Es conveniente por tanto que la Iglesia ponga a remojar sus barbas en
el tema de la homosexualidad, pero sobre todo es imperativo que evalúe con
espíritu autocrítico el modo en que fue utilizada por un proyecto político
contra la paz y la reconciliación de los colombianos, hábilmente orquestado y
manipulado por fuerzas oscuras. El país se tiñó de intolerancia, imperó el
matoneo de todas las formas posibles contra la ministra y contra la población
gay: “prefiero un hijo muerto que marica” (ver letrero). Mi interpretación
–muy personal- es que la extrema derecha con Alejandro Ordóñez a la cabeza le
bajó los calzones a la Iglesia y, sin vaselina, abusó de su nobleza.

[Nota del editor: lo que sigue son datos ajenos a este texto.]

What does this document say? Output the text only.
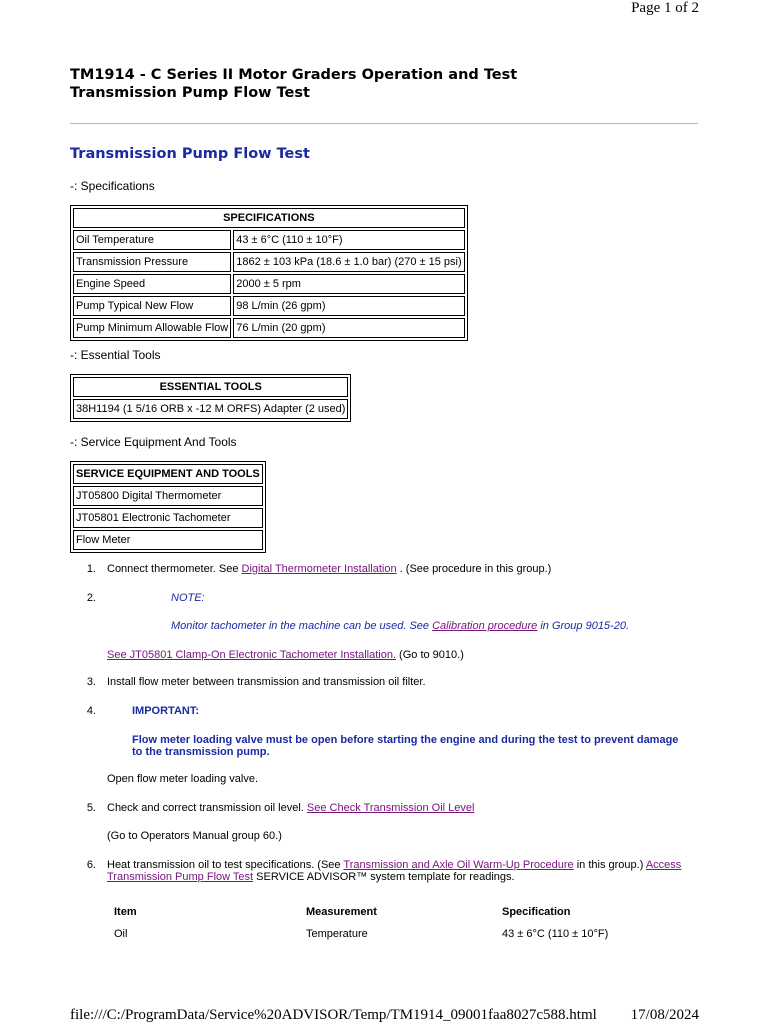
Page 1 of 2
TM1914 - C Series II Motor Graders Operation and Test
Transmission Pump Flow Test
Transmission Pump Flow Test
-: Specifications
SPECIFICATIONS	
Oil Temperature	43 ± 6°C (110 ± 10°F)
Transmission Pressure	1862 ± 103 kPa (18.6 ± 1.0 bar) (270 ± 15 psi)
Engine Speed	2000 ± 5 rpm
Pump Typical New Flow	98 L/min (26 gpm)
Pump Minimum Allowable Flow	76 L/min (20 gpm)
-: Essential Tools
ESSENTIAL TOOLS
38H1194 (1 5/16 ORB x -12 M ORFS) Adapter (2 used)
-: Service Equipment And Tools
SERVICE EQUIPMENT AND TOOLS
JT05800 Digital Thermometer
JT05801 Electronic Tachometer
Flow Meter
1. Connect thermometer. See Digital Thermometer Installation . (See procedure in this group.)
2.	NOTE:
Monitor tachometer in the machine can be used. See Calibration procedure in Group 9015-20.
See JT05801 Clamp-On Electronic Tachometer Installation. (Go to 9010.)
3. Install flow meter between transmission and transmission oil filter.
4.	IMPORTANT:
Flow meter loading valve must be open before starting the engine and during the test to prevent damage
to the transmission pump.
Open flow meter loading valve.
5. Check and correct transmission oil level. See Check Transmission Oil Level
(Go to Operators Manual group 60.)
6. Heat transmission oil to test specifications. (See Transmission and Axle Oil Warm-Up Procedure in this group.) Access
Transmission Pump Flow Test SERVICE ADVISOR™ system template for readings.
Item	Measurement	Specification
Oil	Temperature	43 ± 6°C (110 ± 10°F)
file:///C:/ProgramData/Service%20ADVISOR/Temp/TM1914_09001faa8027c588.html 17/08/2024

Manipularon las emociones básicas de sus ‘rebaños’, los sacaron
enardecidos a las calles, aplicaron la consigna del ministro de la Propaganda nazi,
Joseph Goebbels: “individualizar al adversario en un único enemigo” (la
ministra gay), sembrar el miedo (al contagio en este caso) y recoger como
cosecha una buena cantidad de votos ‘cristianos’ contra el plebiscito del
gobierno que nos quiere volver maricas a los niños…
A esa misma Iglesia que se dejó usar para tan perverso propósito político,
le corresponde ahora reivindicarse con el mandamiento del amor al prójimo, en
pro de la reconciliación nacional. Ello se traduce entonces en que utilice esos
mismos púlpitos para evitar que se siga confundiendo a la población con
mensajes de odio, en últimas dirigidos a desestabilizar el gobierno de Juan
Manuel Santos y regresar la guerrilla al monte, el único lugar donde la quieren
ver. (Vea
aquí declaraciones del cardenal Rubén Salazar, arrepentido de su apoyo a la
marcha).
MORALEJA Y CONCLUSIÓN: Si la Iglesia Católica y demás congregaciones
practicantes de la caridad cristiana quieren de verdad contribuir a que haya
paz, podrían comenzar por quitarle la tilde a la palabra AMÉN.